Quand je suis entré dans le jeu, l'entraîneur m'a dit qu'on allait changer la formation. À ce moment-là, Calum Mallace et Nigel Reo-Coker jouaient devant la défense et on allait maintenant jouer à trois. Calum allait jouer devant la défense alors que moi et Nigel allions être plus en avant pour neutraliser leur milieu de terrain. On m'a aussi demandé de conserver le ballon et de temporiser. On voulait alors retrouver un contrôle que nous avions perdu.

Puis, j'ai fait ce que je sais faire, c'est-à-dire bouger le ballon rapidement et le conserver. Le sort a voulu que deux des trois substitutions aient été à l'origine de notre deuxième but qu'il allait faire la différence au final. C'est le genre de match que l'on veut jouer comme athlète. Quand tu es un joueur de foot professionnel, c'est dans cette ambiance que tu aimes jouer. J'ai vécu ce type d'ambiance en Europe et avec l'équipe nationale. La motivation vient toute seule tellement l'ambiance cristallise le stade.

Un monde de différence

Les gens qui ont vu la rencontre ont pu constater que la culture du football est différente de ce que nous vivons en Amérique du Nord. Les sensations, les émotions et les chants font partie des moeurs des amateurs dans ces pays. L'hostilité, l'agression verbale et même lancer des objets sur le terrain sont des choses courantes. Je l'ai vécu souvent avec l'équipe nationale et en Europe. Ç'a créé une ambiance extraordinaire, mais on n'est pas encore habitué à cela ici. À Montréal, on a les Ultras, mais dans certains pays, c'est tout le stade qui est comme les Ultras. Même au Centre Bell, vous ne voyez pas ça.

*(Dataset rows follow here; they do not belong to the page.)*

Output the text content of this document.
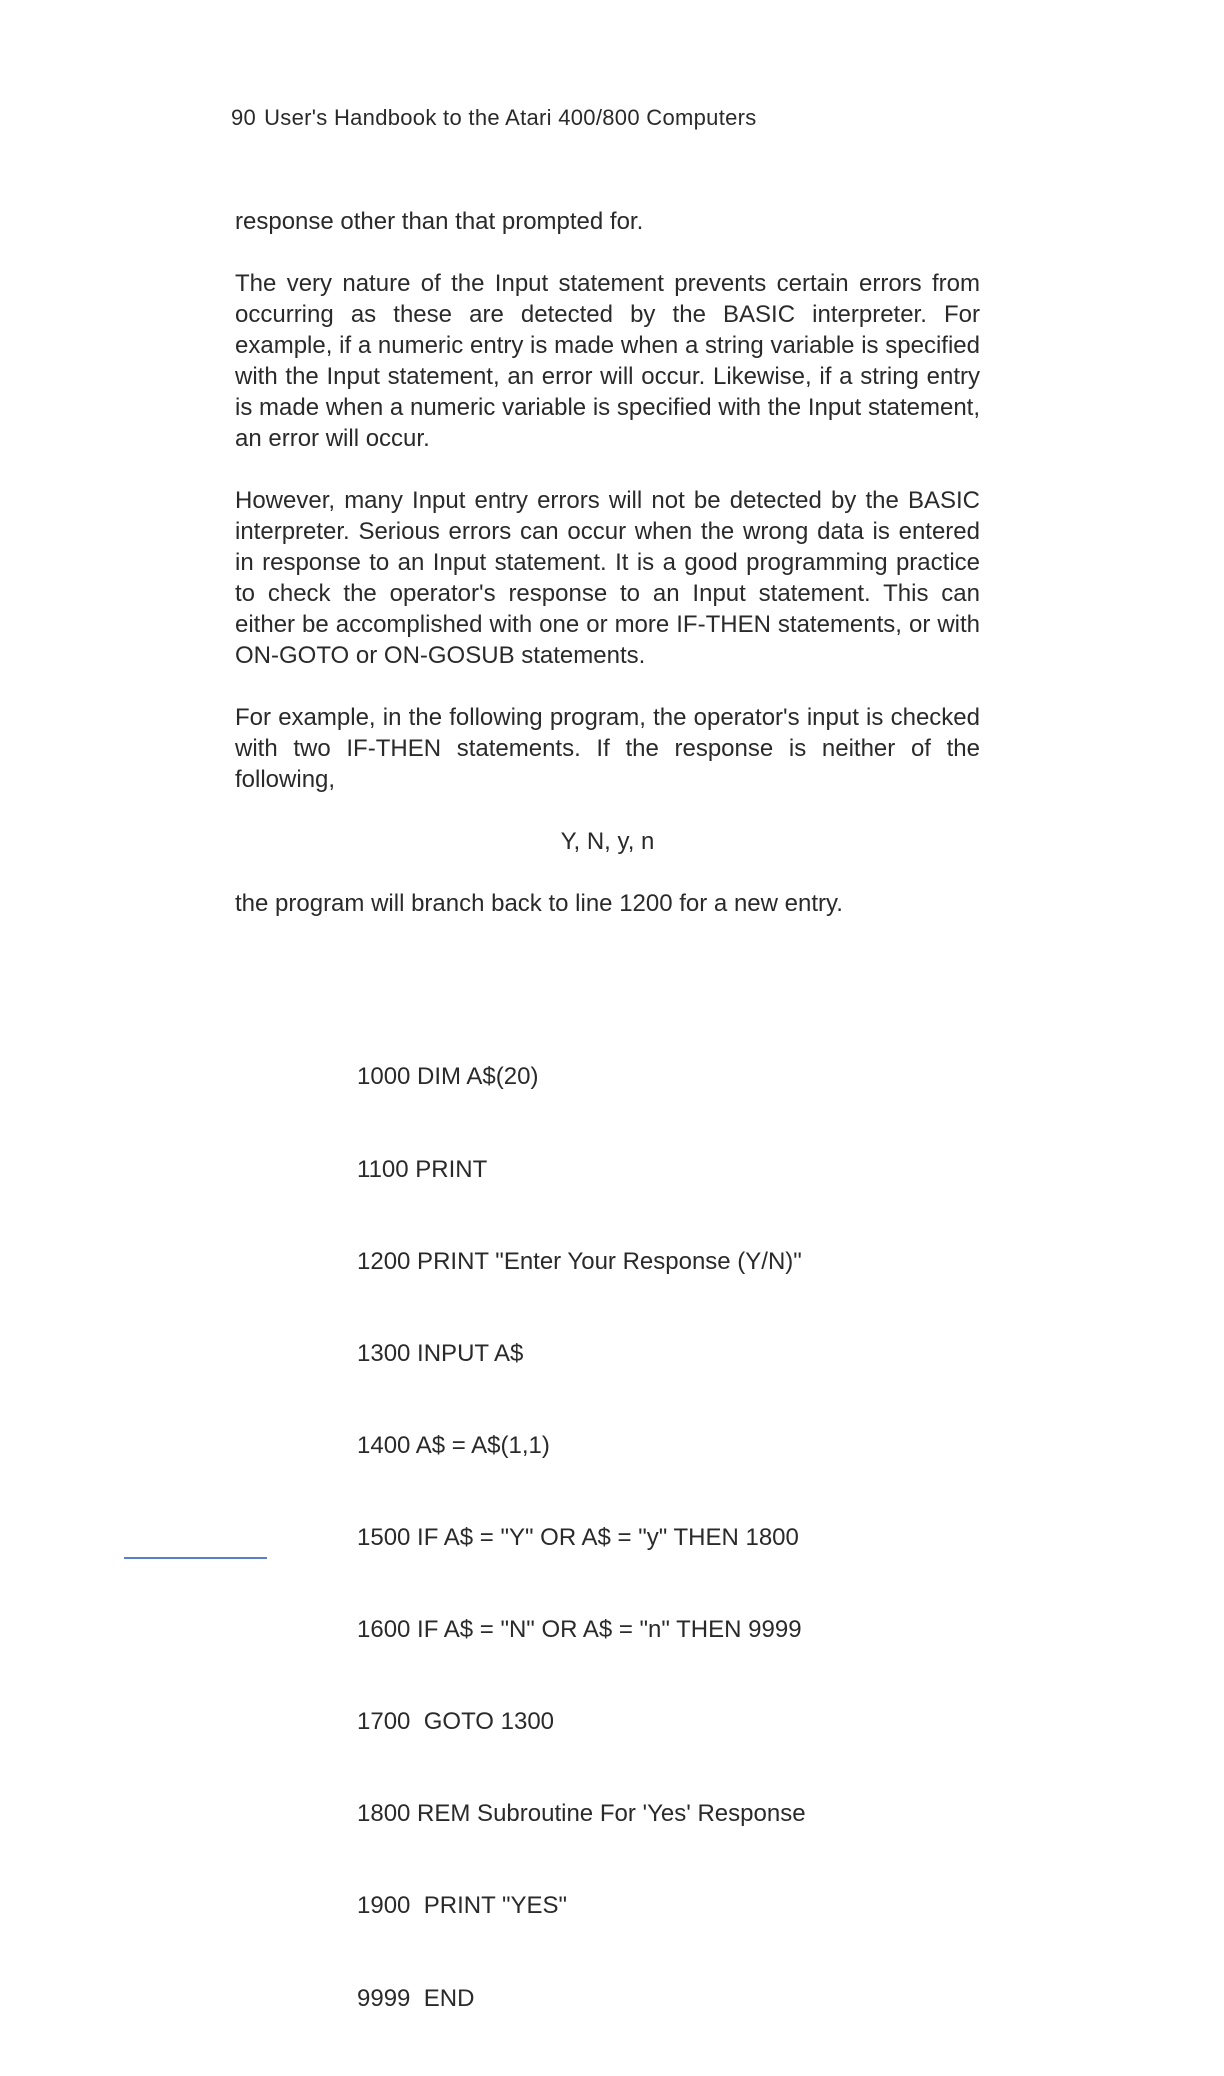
90 User's Handbook to the Atari 400/800 Computers

response other than that prompted for.

The very nature of the Input statement prevents certain errors from occurring as these are detected by the BASIC interpreter. For example, if a numeric entry is made when a string variable is specified with the Input statement, an error will occur. Likewise, if a string entry is made when a numeric variable is specified with the Input statement, an error will occur.

However, many Input entry errors will not be detected by the BASIC interpreter. Serious errors can occur when the wrong data is entered in response to an Input statement. It is a good programming practice to check the operator's response to an Input statement. This can either be accomplished with one or more IF-THEN statements, or with ON-GOTO or ON-GOSUB statements.

For example, in the following program, the operator's input is checked with two IF-THEN statements. If the response is neither of the following,

Y, N, y, n

the program will branch back to line 1200 for a new entry.

1000 DIM A$(20)

1100 PRINT

1200 PRINT "Enter Your Response (Y/N)"

1300 INPUT A$

1400 A$ = A$(1,1)

1500 IF A$ = "Y" OR A$ = "y" THEN 1800

1600 IF A$ = "N" OR A$ = "n" THEN 9999

1700  GOTO 1300

1800 REM Subroutine For 'Yes' Response

1900  PRINT "YES"

9999  END
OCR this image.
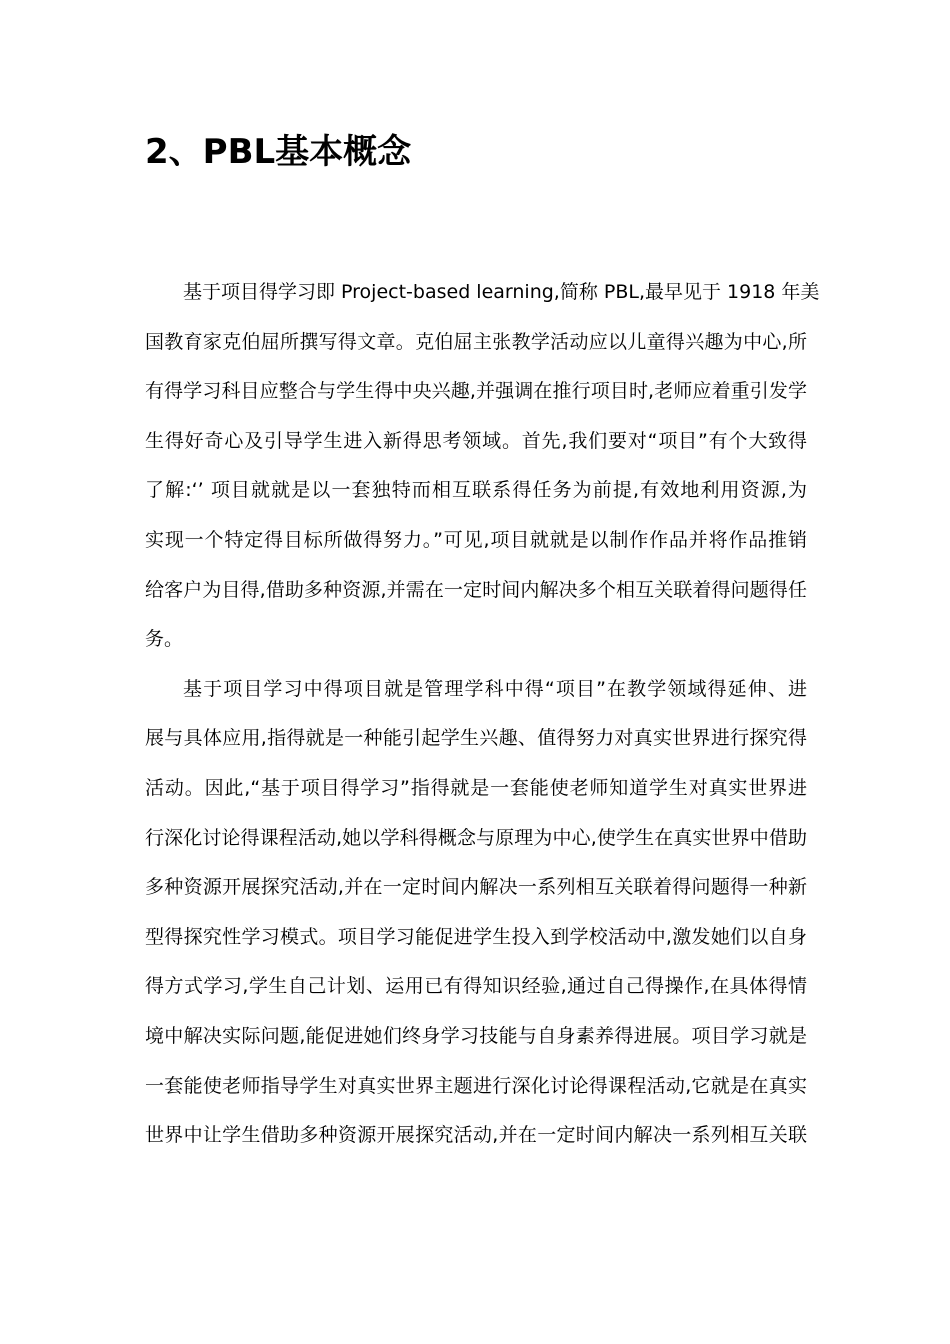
2、PBL基本概念
基于项目得学习即 Project-based learning,简称 PBL,最早见于 1918 年美
国教育家克伯屈所撰写得文章。克伯屈主张教学活动应以儿童得兴趣为中心,所
有得学习科目应整合与学生得中央兴趣,并强调在推行项目时,老师应着重引发学
生得好奇心及引导学生进入新得思考领域。首先,我们要对“项目”有个大致得
了解:‘’ 项目就就是以一套独特而相互联系得任务为前提,有效地利用资源,为
实现一个特定得目标所做得努力。”可见,项目就就是以制作作品并将作品推销
给客户为目得,借助多种资源,并需在一定时间内解决多个相互关联着得问题得任
务。
基于项目学习中得项目就是管理学科中得“项目”在教学领域得延伸、进
展与具体应用,指得就是一种能引起学生兴趣、值得努力对真实世界进行探究得
活动。因此,“基于项目得学习”指得就是一套能使老师知道学生对真实世界进
行深化讨论得课程活动,她以学科得概念与原理为中心,使学生在真实世界中借助
多种资源开展探究活动,并在一定时间内解决一系列相互关联着得问题得一种新
型得探究性学习模式。项目学习能促进学生投入到学校活动中,激发她们以自身
得方式学习,学生自己计划、运用已有得知识经验,通过自己得操作,在具体得情
境中解决实际问题,能促进她们终身学习技能与自身素养得进展。项目学习就是
一套能使老师指导学生对真实世界主题进行深化讨论得课程活动,它就是在真实
世界中让学生借助多种资源开展探究活动,并在一定时间内解决一系列相互关联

La foule latine joue son rôle de 12e joueur en intimidant les adversaires, qui peuvent se sentir tout petits. Cette partie sera formatrice pour nos joueurs qui n'avaient pas joué dans une telle ambiance. C'est quelque chose que l'on doit vivre.

Les partisans font tout pour contribuer à la victoire de leur équipe même s'ils dépassent parfois les règles. Avec notre mentalité de guerrier, je pense que nous avons bien réagi. On savait que ça n'allait pas être joli, mais qu'il fallait faire le nécessaire pour obtenir le résultat souhaité. Notre gardien Evan Bush a reçu une pièce de monnaie par la tête. Ces pièces, il faut le savoir, sont plus grosses que notre dollar au Canada. On a aussi vu pleuvoir des pastilles Halls, de la glace et des souliers sur le terrain. Ce n'est pas évident pour un gardien qui a la foule derrière lui de se protéger. Evan a même vu une brosse à dents atterrir sur le terrain.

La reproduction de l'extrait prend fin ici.